Oficio de Lectura, XXII
Domingo del Tiempo Ordinario
El Señor se ha compadecido de
nosotros
De los sermones de
San Agustín, obispo.
Sermón 23 A,1-4: CCL 41, 321-323
Dichosos nosotros, si llevamos a la práctica
lo que escuchamos y cantamos. Porque cuando escuchamos es como
si sembráramos una semilla, y cuando ponemos en práctica lo que
hemos oído es como si esta semilla fructificara. Empiezo
diciendo esto, porque quisiera exhortaros a que no vengáis nunca
a la iglesia de manera infructuosa, limitándoos sólo a escuchar
lo que allí se dice, pero sin llevarlo a la práctica. Porque,
como dice el Apóstol, estáis salvados por su gracia,
pues no se debe a las obras, para que nadie pueda presumir.

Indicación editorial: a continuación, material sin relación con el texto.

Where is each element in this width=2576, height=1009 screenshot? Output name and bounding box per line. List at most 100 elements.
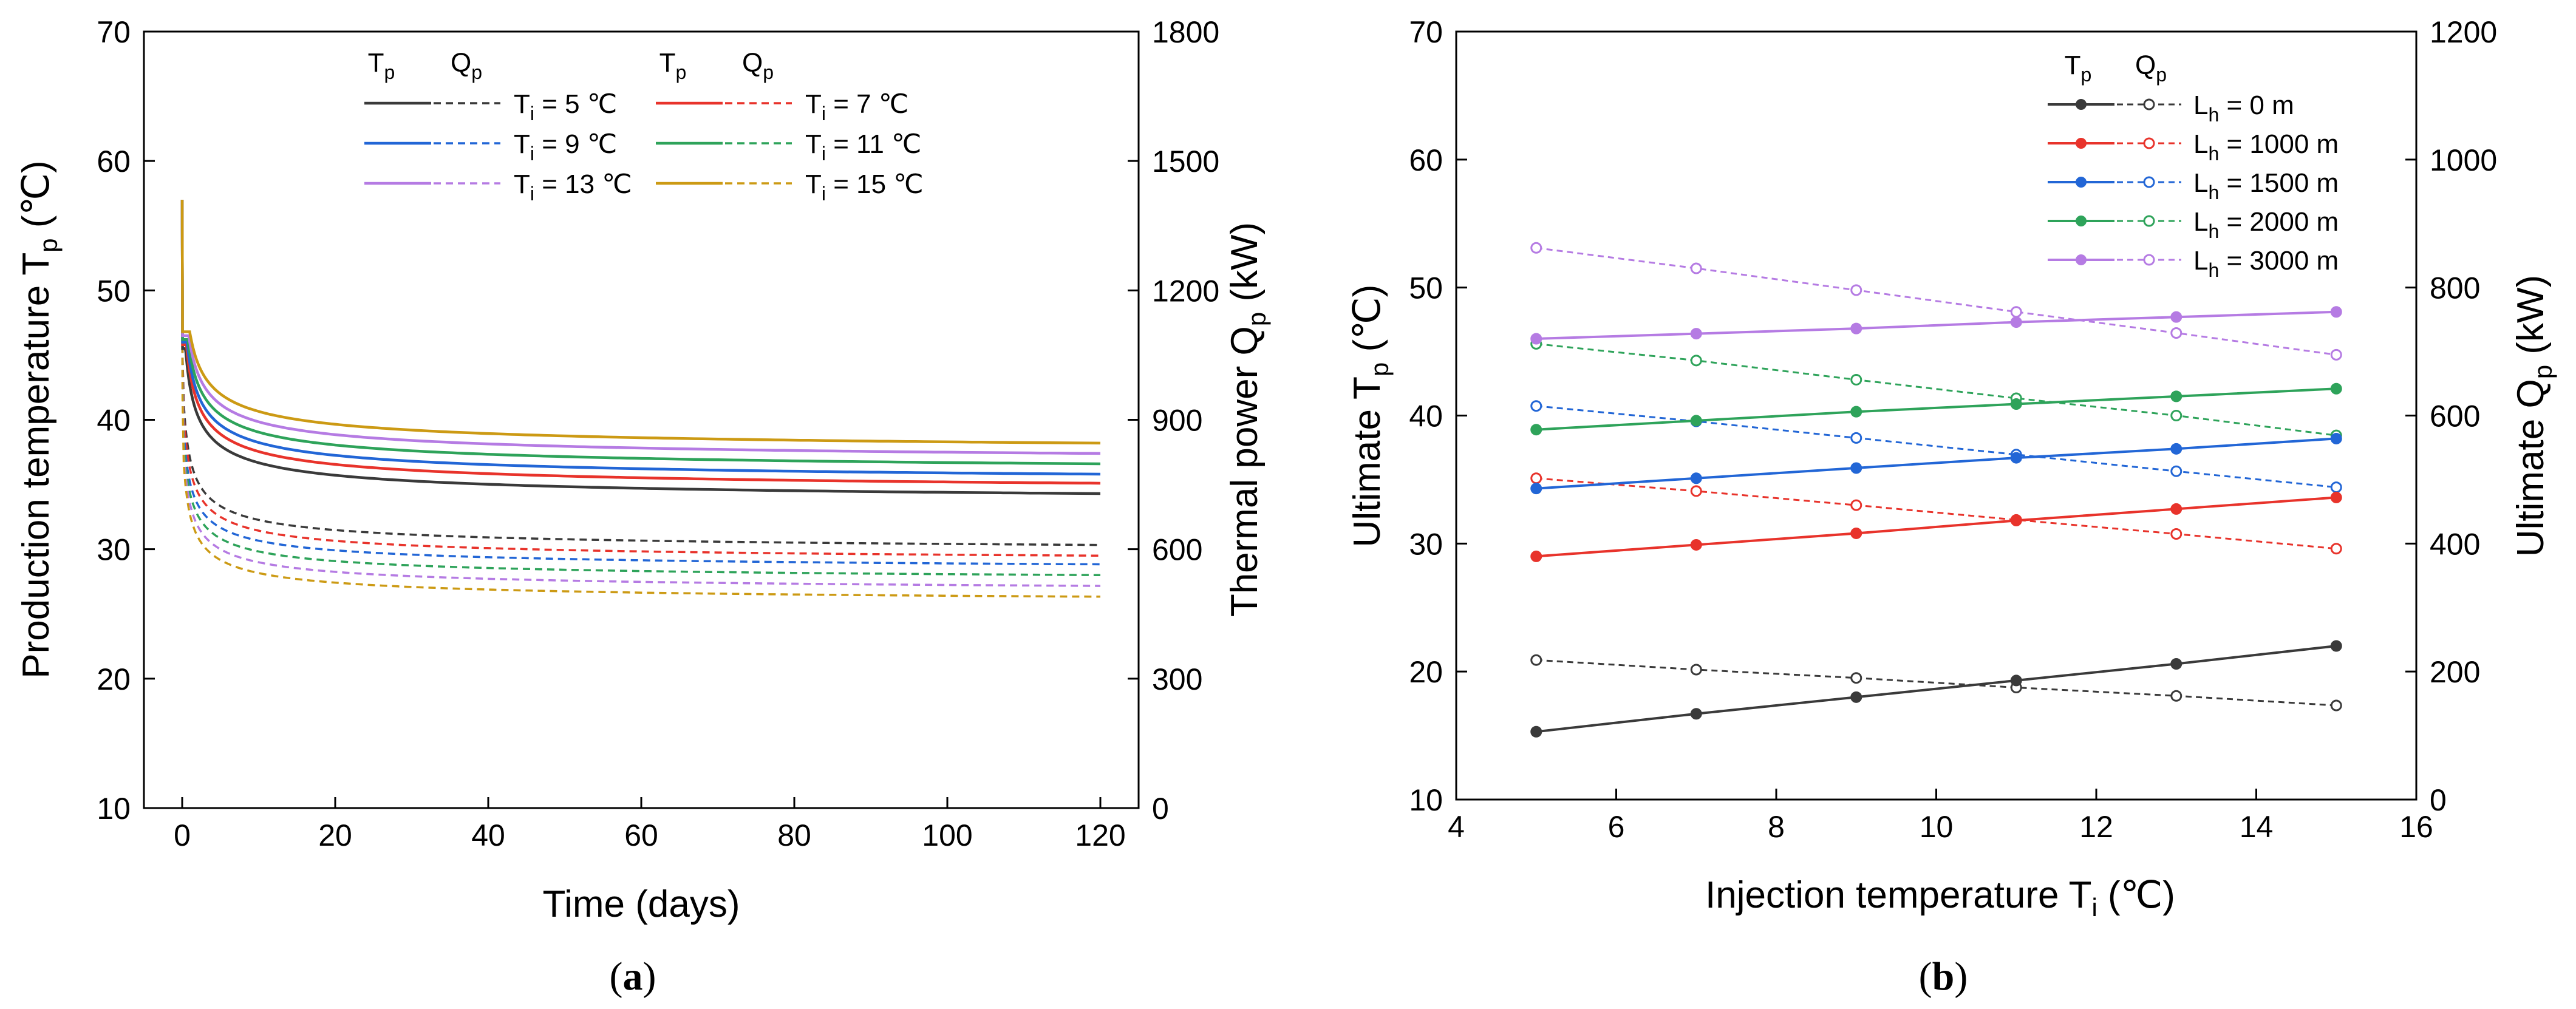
chart-b-right-y-tick-label: 600	[2430, 399, 2480, 433]
chart-b-x-tick-label: 16	[2399, 810, 2433, 844]
chart-b-right-y-tick-label: 200	[2430, 655, 2480, 689]
chart-b-x-tick-label: 6	[1608, 810, 1625, 844]
chart-a-right-y-tick-label: 600	[1152, 533, 1202, 567]
chart-a-y-axis-label: Production temperature Tp (℃)	[15, 160, 63, 678]
chart-b-qp-point	[1690, 355, 1702, 367]
chart-b-tp-point	[1850, 691, 1862, 703]
chart-b-tp-point	[1850, 527, 1862, 539]
chart-a-y-tick-label: 20	[97, 662, 131, 696]
chart-a-x-tick-label: 120	[1075, 818, 1125, 852]
chart-b-legend-header-tp: Tp	[2065, 50, 2092, 86]
chart-b-qp-point	[2170, 327, 2182, 339]
chart-a-legend-label: Ti = 15 ℃	[805, 169, 924, 205]
chart-b-right-y-tick-label: 400	[2430, 527, 2480, 561]
chart-b-y-tick-label: 60	[1409, 143, 1443, 177]
chart-b-qp-point	[1850, 373, 1862, 386]
chart-a-right-y-tick-label: 0	[1152, 792, 1169, 826]
chart-b-right-y-axis-label: Ultimate Qp (kW)	[2510, 275, 2557, 557]
chart-b-legend-marker-filled	[2076, 99, 2087, 110]
chart-a-right-y-tick-label: 300	[1152, 662, 1202, 696]
chart-a-qp-line	[181, 200, 1101, 587]
chart-b-qp-point	[2330, 543, 2342, 555]
chart-b-right-y-tick-label: 1200	[2430, 15, 2497, 49]
chart-b-legend-marker-filled	[2076, 177, 2087, 188]
chart-b-legend-marker-open	[2143, 137, 2155, 149]
chart-b-qp-point	[2010, 306, 2022, 318]
chart-b-tp-point	[2330, 432, 2342, 444]
chart-b-x-tick-label: 14	[2240, 810, 2274, 844]
chart-b-qp-point	[2170, 410, 2182, 421]
chart-a-y-tick-label: 40	[97, 404, 131, 438]
chart-a-legend-label: Ti = 9 ℃	[514, 129, 617, 165]
chart-b-legend-label: Lh = 0 m	[2193, 90, 2294, 126]
chart-b-y-tick-label: 50	[1409, 271, 1443, 305]
chart-b-tp-point	[2170, 390, 2182, 403]
chart-a-right-y-tick-label: 1800	[1152, 15, 1219, 49]
chart-b-tp-point	[2010, 674, 2022, 687]
chart-b-legend-marker-filled	[2076, 138, 2087, 149]
chart-a-tp-line	[180, 200, 1101, 466]
chart-a-x-tick-label: 20	[318, 818, 352, 852]
chart-b-qp-point	[1690, 485, 1702, 497]
chart-b-tp-point	[2010, 316, 2022, 328]
chart-a-tp-line	[180, 200, 1101, 455]
chart-a-y-tick-label: 30	[97, 533, 131, 567]
chart-a-y-tick-label: 70	[97, 15, 131, 49]
chart-b-qp-line	[1536, 246, 2337, 356]
chart-b-qp-point	[1530, 242, 1542, 254]
chart-b-tp-point	[2010, 452, 2022, 464]
chart-a-legend-label: Ti = 7 ℃	[805, 89, 908, 124]
chart-b-qp-point	[2170, 465, 2182, 477]
chart-b-tp-point	[1850, 406, 1862, 418]
chart-b-qp-point	[2330, 699, 2342, 712]
chart-b-qp-point	[1690, 262, 1702, 274]
chart-b-tp-point	[1690, 328, 1702, 340]
chart-b-tp-point	[2170, 311, 2182, 323]
chart-b-qp-point	[1850, 672, 1862, 684]
chart-a-right-y-axis-label: Thermal power Qp (kW)	[1224, 222, 1271, 617]
chart-b-tp-point	[2330, 491, 2342, 503]
chart-a-legend-header-qp: Qp	[742, 48, 774, 83]
chart-b-qp-point	[1850, 499, 1862, 511]
chart-a-legend-label: Ti = 13 ℃	[514, 169, 632, 205]
chart-b-tp-point	[1530, 424, 1542, 436]
chart-b-qp-point	[2170, 690, 2182, 702]
chart-b-tp-point	[2170, 658, 2182, 670]
chart-b-tp-line	[1536, 310, 2337, 340]
chart-b-tp-point	[2330, 382, 2342, 395]
chart-b-qp-point	[1850, 432, 1862, 444]
chart-b-y-tick-label: 10	[1409, 783, 1443, 817]
chart-a-y-tick-label: 50	[97, 274, 131, 308]
chart-a-tp-line	[180, 200, 1101, 476]
chart-b-legend-marker-open	[2143, 254, 2155, 266]
chart-b-tp-line	[1536, 437, 2337, 490]
chart-a-x-tick-label: 100	[922, 818, 972, 852]
chart-b-tp-point	[2170, 503, 2182, 515]
chart-b: 4 6 8 10 12 14 16 10 20 30 40 50 60 70 0 200 400 600 800…	[1346, 15, 2557, 999]
chart-b-x-tick-label: 12	[2079, 810, 2113, 844]
chart-b-legend-marker-filled	[2076, 216, 2087, 226]
chart-b-tp-point	[1690, 708, 1702, 720]
chart-a-legend-label: Ti = 5 ℃	[514, 89, 617, 124]
chart-b-legend-marker-open	[2143, 176, 2155, 188]
chart-b-y-tick-label: 40	[1409, 399, 1443, 433]
chart-a-tp-line	[180, 200, 1101, 445]
chart-a: 0 20 40 60 80 100 120 10 20 30 40 50 60 70 0 300 600 90…	[15, 15, 1271, 999]
chart-b-x-tick-label: 10	[1920, 810, 1954, 844]
chart-b-tp-point	[1690, 415, 1702, 427]
chart-a-right-y-tick-label: 900	[1152, 404, 1202, 438]
chart-b-tp-line	[1536, 496, 2337, 558]
chart-b-legend-label: Lh = 3000 m	[2193, 246, 2339, 281]
chart-a-legend-header-qp: Qp	[451, 48, 482, 83]
chart-b-tp-point	[1850, 462, 1862, 474]
chart-a-tp-line	[180, 200, 1101, 485]
chart-b-legend-header-qp: Qp	[2135, 50, 2167, 86]
chart-b-qp-point	[2170, 528, 2182, 540]
chart-a-y-tick-label: 60	[97, 144, 131, 178]
chart-b-tp-point	[1530, 483, 1542, 495]
chart-b-y-axis-label: Ultimate Tp (℃)	[1346, 285, 1394, 548]
chart-b-tp-point	[1850, 322, 1862, 335]
chart-a-x-tick-label: 60	[624, 818, 658, 852]
chart-b-y-tick-label: 70	[1409, 15, 1443, 49]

No ha precedido, en efecto, de parte nuestra una vida
santa, cuyas acciones Dios haya podido admirar, diciendo por
ello: «Vayamos al encuentro y premiemos a estos hombres, porque
la santidad de su vida lo merece». A Dios le desagradaba nuestra
vida, le desagradaban nuestras obras; le agradaba, en cambio, lo
que él había realizado en nosotros. Por ello, en nosotros,
condenó lo que nosotros habíamos realizado y salvó lo que él
había obrado.
Nosotros, por tanto, no éramos buenos. Y, con
todo, él se compadeció de nosotros y nos envió a su Hijo a fin
de que muriera, no por los buenos, sino por los malos; no por
los justos, sino por los impíos. Dice, en efecto, la Escritura:
Cristo murió por los impíos. Y ¿qué se dice a
continuación? Apenas habrá quien muera por un justo; por un
hombre de bien tal vez se atrevería uno a morir. Es
posible, en efecto, encontrar quizás alguno que se atreva a
morir por un hombre de bien; pero por un inicuo, por un
malhechor, por un pecador, ¿quién querrá entregar su vida, a no
ser Cristo, que fue justo hasta tal punto que justificó incluso
a los que eran injustos?
Ninguna obra buena habíamos realizado,
hermanos míos; todas nuestras acciones eran malas. Pero, a pesar
de ser malas las obras de los hombres, la misericordia de Dios
no abandonó a los humanos. Y Dios envió a su Hijo para que nos
rescatara, no con oro o plata, sino a precio de su sangre, la
sangre de aquel Cordero sin mancha, llevado al matadero por el
bien de los corderos manchados, si es que debe decirse
simplemente manchados y no totalmente corrompidos. Tal ha sido,
pues, la gracia que hemos recibido. Vivamos, por tanto,
dignamente, ayudados por la gracia que hemos recibido y no
hagamos injuria a la grandeza del don que nos ha sido dado. Un
médico extraordinario ha venido hasta nosotros, y todos nuestros
pecados han sido perdonados. Si volvemos a enfermar, no sólo nos
dañaremos a nosotros mismos, sino que seremos además ingratos
para con nuestro médico.
Sigamos, pues, las sendas que él nos indica e
imitemos, en particular, su humildad, aquella humildad por la
que él se rebajó a sí mismo en provecho nuestro. Esta senda de
humildad nos la ha enseñado él con sus palabras y, para darnos
ejemplo, él mismo anduvo por ella, muriendo por nosotros. Para
poder morir por nosotros, siendo como era inmortal, la
Palabra se hizo carne y acampó entre nosotros. Así el que
era inmortal se revistió de mortalidad para poder morir por
nosotros y destruir nuestra muerte con su muerte.
Esto fue lo que hizo el Señor, éste el don que
nos otorgó. Siendo grande, se humilló; humillado, quiso morir;
habiendo muerto, resucitó y fue exaltado para que nosotros no
quedáramos abandonados en el abismo, sino que fuéramos exaltados
con él en la resurrección de los muertos, los que, ya desde
ahora, hemos resucitado por la fe y por la confesión de su
nombre. Nos dio y nos indicó, pues, la senda de la humildad. Si
la seguimos, confesaremos al Señor y, con toda razón, le daremos
gracias, diciendo: Te damos gracias,
oh Dios, te damos gracias, invocando tu nombre.